The Supreme Court of Canada has rendered judgment in R. v. Ahmad.
The issues in the appeal were important matters of public law that concern the doctrine of entrapment and whether common law protections sufficiently protect the individual’s right to be left alone in a digital or virtual location, against the need for the investigation of crime.
Alison acted along with Greg DelBigio, Q.C., for the Independent Criminal Defence Advocacy Society (CDAS) at the Supreme Court of Canada. CDAS' submissions focused on how the reasonable suspicion standard applies when police investigate a phone number, or another virtual means of communication between people, like a message board on a website. CDAS argued that virtual spaces are not analogous to physical places for the purposes of the entrapment doctrine.
CDAS argued that exceptions to the common law protections should not be expanded to include digital and/or virtual locations. In the alternative, that if those exceptions should be so expanded, a more robust set of considerations should inform the court’s analysis of whether the individual’s interest in being left alone should yield to society’s interest in protection from crime.

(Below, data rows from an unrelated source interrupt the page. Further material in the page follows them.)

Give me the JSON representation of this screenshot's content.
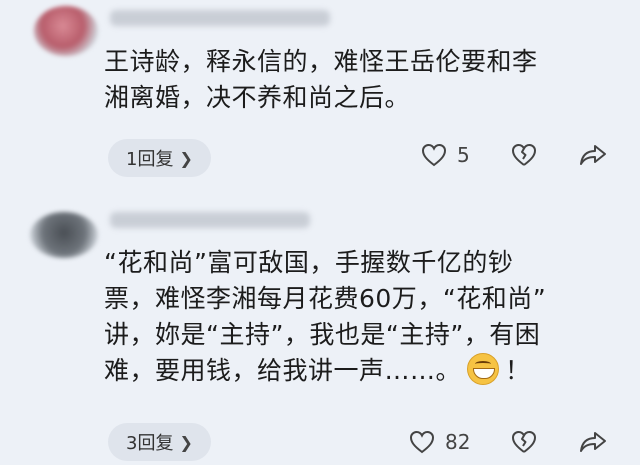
{
  "comments": [
    {
      "text_lines": [
        "王诗龄，释永信的，难怪王岳伦要和李",
        "湘离婚，决不养和尚之后。"
      ],
      "reply_label": "1回复",
      "like_count": "5"
    },
    {
      "text_lines": [
        "“花和尚”富可敌国，手握数千亿的钞",
        "票，难怪李湘每月花费60万，“花和尚”",
        "讲，妳是“主持”，我也是“主持”，有困",
        "难，要用钱，给我讲一声……。",
        "！"
      ],
      "reply_label": "3回复",
      "like_count": "82"
    }
  ],
  "icons": {
    "chevron": "chevron-right-icon",
    "like": "heart-icon",
    "dislike": "broken-heart-icon",
    "share": "share-arrow-icon",
    "emoji": "grin-emoji-icon"
  },
  "colors": {
    "background": "#edf1f7",
    "pill": "#dfe4ec",
    "text": "#1c1c1c",
    "icon": "#444444"
  }
}
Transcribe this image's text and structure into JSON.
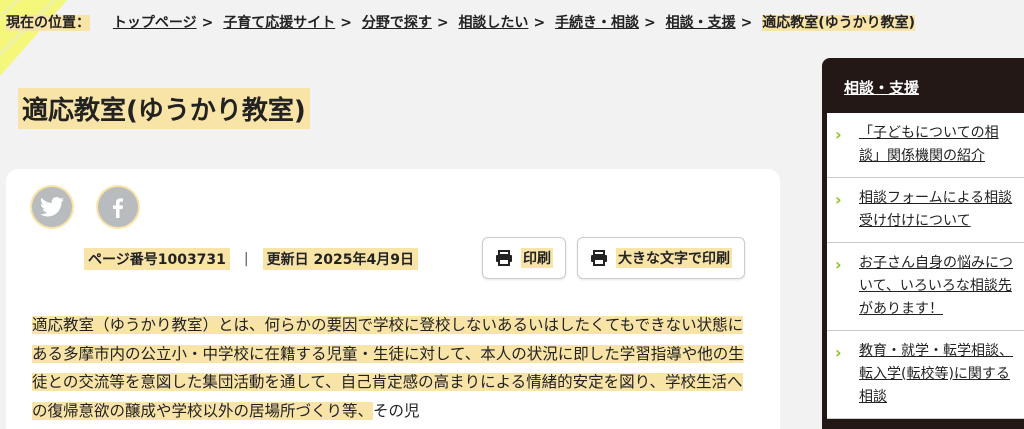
{
  "breadcrumb": {
    "here_label": "現在の位置：",
    "items": [
      "トップページ",
      "子育て応援サイト",
      "分野で探す",
      "相談したい",
      "手続き・相談",
      "相談・支援"
    ],
    "current": "適応教室(ゆうかり教室)"
  },
  "page": {
    "title": "適応教室(ゆうかり教室)",
    "page_number": "ページ番号1003731",
    "updated": "更新日 2025年4月9日",
    "print_label": "印刷",
    "print_large_label": "大きな文字で印刷",
    "body_highlight": "適応教室（ゆうかり教室）とは、何らかの要因で学校に登校しないあるいはしたくてもできない状態にある多摩市内の公立小・中学校に在籍する児童・生徒に対して、本人の状況に即した学習指導や他の生徒との交流等を意図した集団活動を通して、自己肯定感の高まりによる情緒的安定を図り、学校生活への復帰意欲の醸成や学校以外の居場所づくり等、",
    "body_rest": "その児"
  },
  "social": {
    "twitter_icon": "twitter-icon",
    "facebook_icon": "facebook-icon"
  },
  "sidebar": {
    "heading": "相談・支援",
    "items": [
      {
        "label": "「子どもについての相談」関係機関の紹介"
      },
      {
        "label": "相談フォームによる相談受け付けについて"
      },
      {
        "label": "お子さん自身の悩みについて、いろいろな相談先があります！"
      },
      {
        "label": "教育・就学・転学相談、転入学(転校等)に関する相談"
      }
    ]
  },
  "colors": {
    "highlight": "#f9e4a8",
    "sidebar_bg": "#231815",
    "chevron": "#8ec31f"
  }
}
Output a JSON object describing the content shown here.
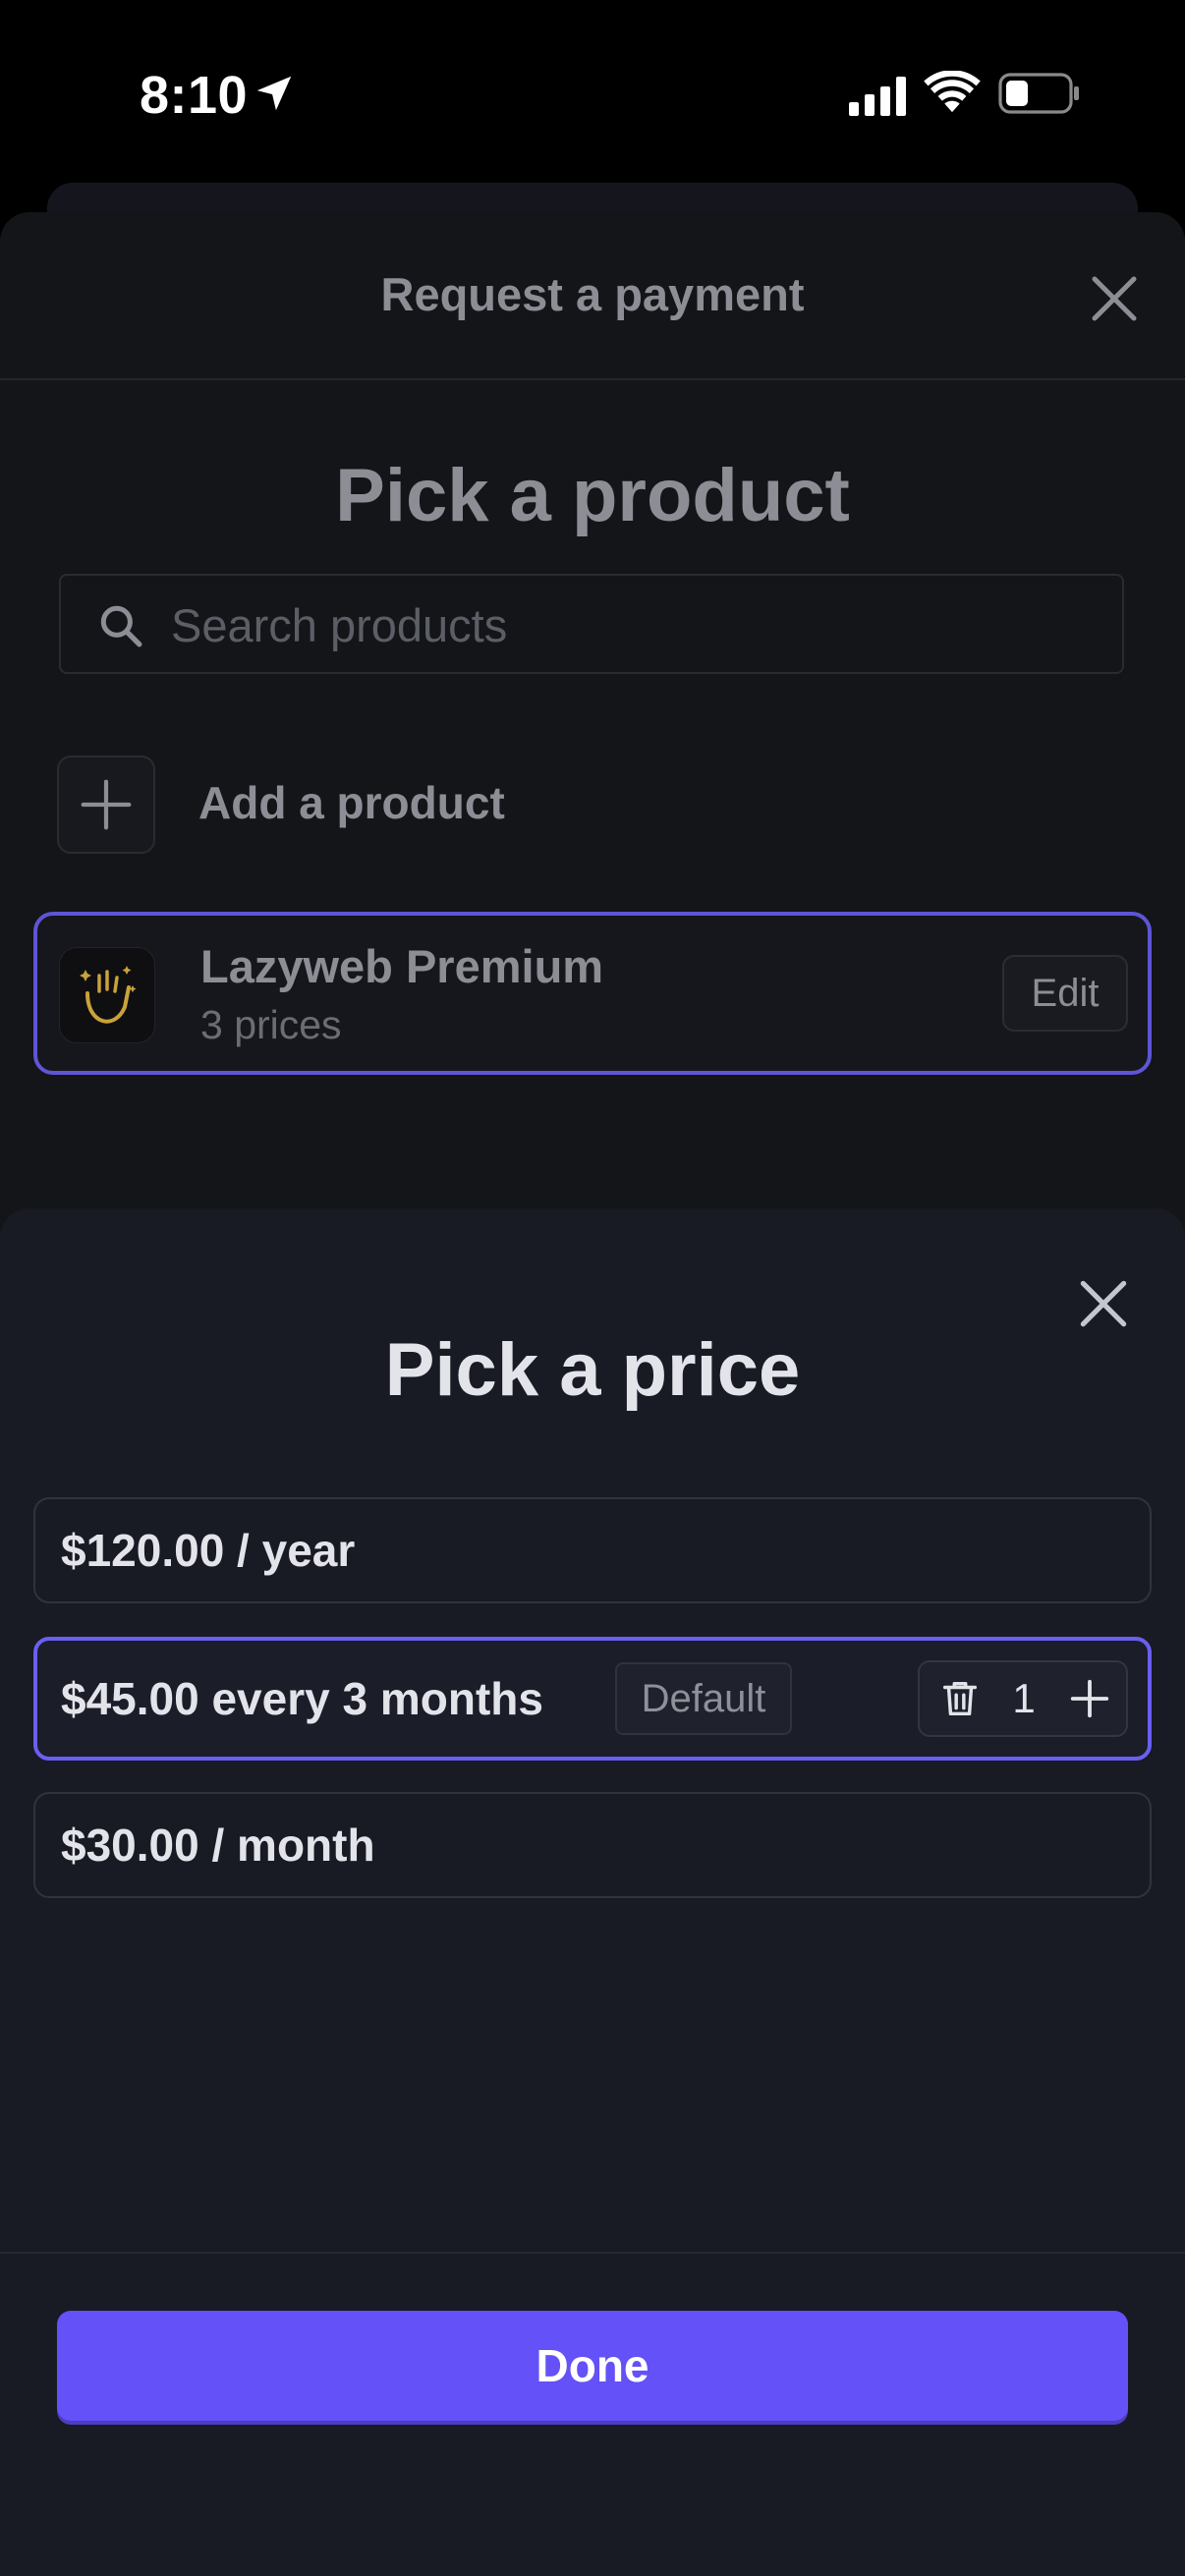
{
  "status_bar": {
    "time": "8:10"
  },
  "sheet1": {
    "title": "Request a payment",
    "heading": "Pick a product",
    "search": {
      "placeholder": "Search products",
      "value": ""
    },
    "add_product_label": "Add a product",
    "product": {
      "name": "Lazyweb Premium",
      "subtitle": "3 prices",
      "edit_label": "Edit"
    }
  },
  "sheet2": {
    "heading": "Pick a price",
    "prices": [
      {
        "label": "$120.00 / year"
      },
      {
        "label": "$45.00 every 3 months",
        "badge": "Default",
        "quantity": "1"
      },
      {
        "label": "$30.00 / month"
      }
    ],
    "done_label": "Done"
  },
  "colors": {
    "accent": "#6451f7",
    "selected_border": "#6a5ff0"
  }
}
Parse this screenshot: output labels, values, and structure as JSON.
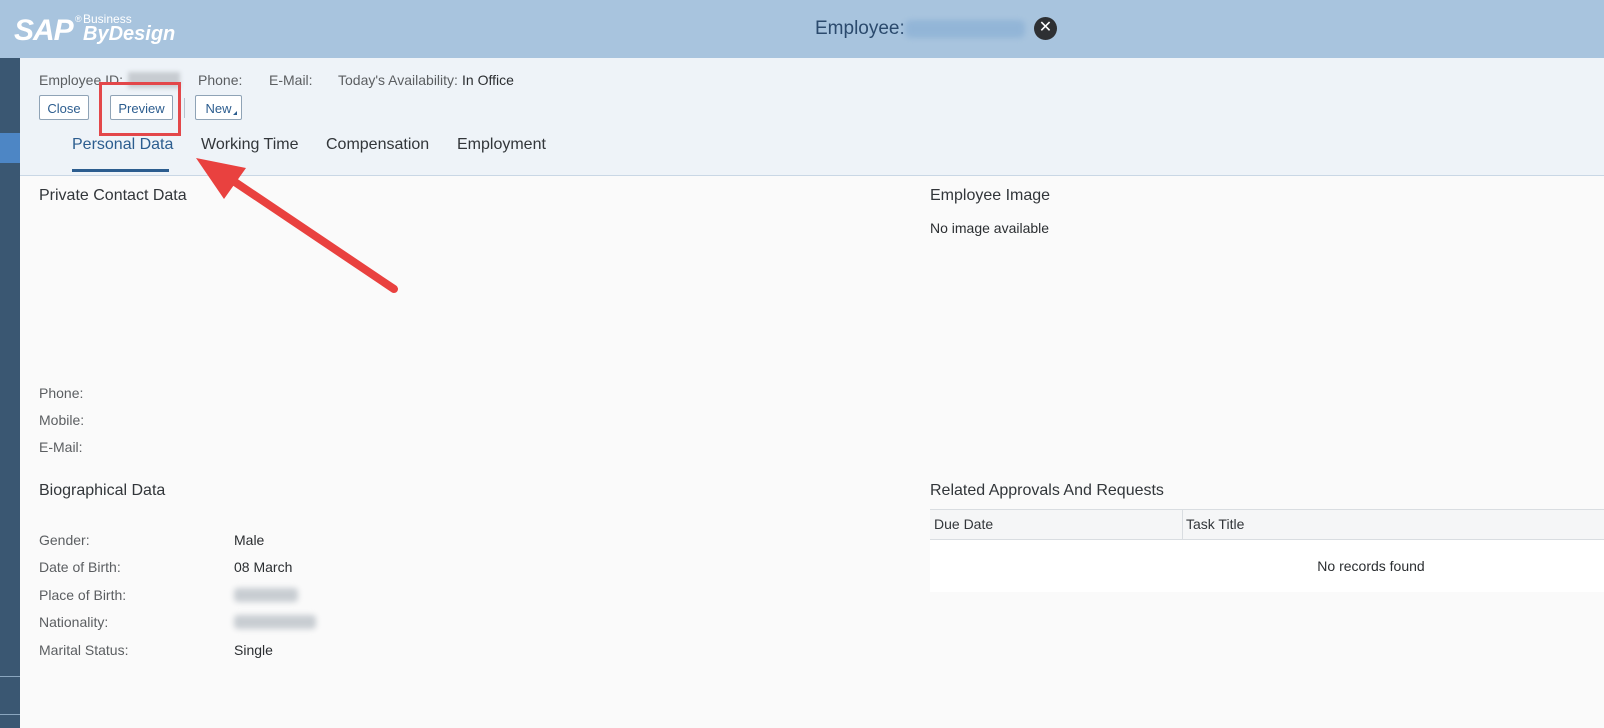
{
  "brand": {
    "logo_main": "SAP",
    "logo_reg": "®",
    "logo_business": "Business",
    "logo_bydesign": "ByDesign"
  },
  "titlebar": {
    "title": "Employee:",
    "close_glyph": "✕"
  },
  "header": {
    "employee_id_label": "Employee ID:",
    "phone_label": "Phone:",
    "email_label": "E-Mail:",
    "availability_label": "Today's Availability:",
    "availability_value": "In Office"
  },
  "toolbar": {
    "close_label": "Close",
    "preview_label": "Preview",
    "new_label": "New"
  },
  "tabs": [
    {
      "label": "Personal Data"
    },
    {
      "label": "Working Time"
    },
    {
      "label": "Compensation"
    },
    {
      "label": "Employment"
    }
  ],
  "private_contact": {
    "title": "Private Contact Data",
    "phone_label": "Phone:",
    "mobile_label": "Mobile:",
    "email_label": "E-Mail:"
  },
  "employee_image": {
    "title": "Employee Image",
    "empty_text": "No image available"
  },
  "biographical": {
    "title": "Biographical Data",
    "gender_label": "Gender:",
    "gender_value": "Male",
    "dob_label": "Date of Birth:",
    "dob_value": "08 March",
    "pob_label": "Place of Birth:",
    "nationality_label": "Nationality:",
    "marital_label": "Marital Status:",
    "marital_value": "Single"
  },
  "approvals": {
    "title": "Related Approvals And Requests",
    "columns": [
      "Due Date",
      "Task Title"
    ],
    "empty_text": "No records found"
  },
  "colors": {
    "shellbar": "#a8c4de",
    "accent": "#2c5d8f",
    "highlight": "#e3474a"
  }
}
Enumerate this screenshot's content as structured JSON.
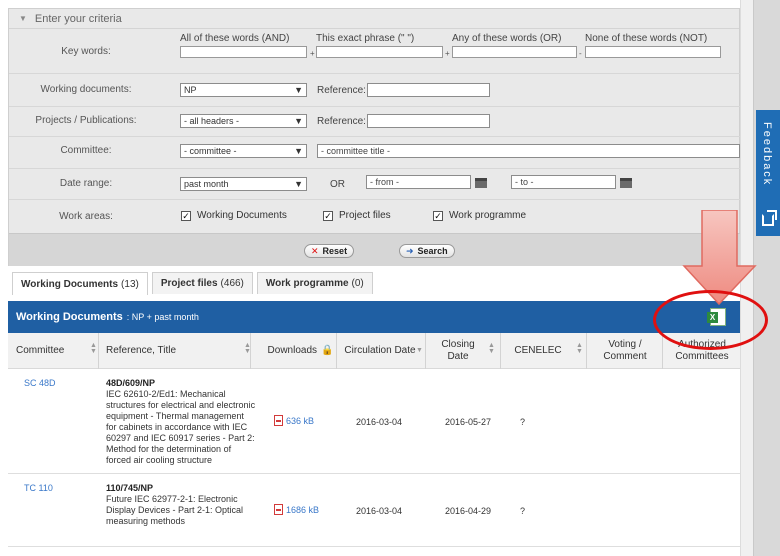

The majority of the Court held that virtual spaces qualify as a "place" for the purposes of the entrapment doctrine. However, it accepted the submission of CDAS that there may be an enhanced privacy interest in some virtual spaces as compared to public physical places (para 36-37), that state surveillance over virtual spaces is of an entirely different qualitative order than surveillance over a public space (paras 37-38), and that it is important to carefully delineate and tightly circumscribe virtual locations in which police can provide the opportunity to commit a crime (paras 39-41).
The majority articulated a number of additional factors aimed at ensuring random virtue testing is avoided that resonate with submissions made by CDAS including: the seriousness of the crime in question; the time of day and the number of activities and persons who might be affected; whether racial profiling, stereotyping or reliance on vulnerabilities played a part in the selection of the location; the level of privacy expected in the area or space; the importance of the virtual space to freedom of expression; and the availability of other, less intrusive investigative techniques.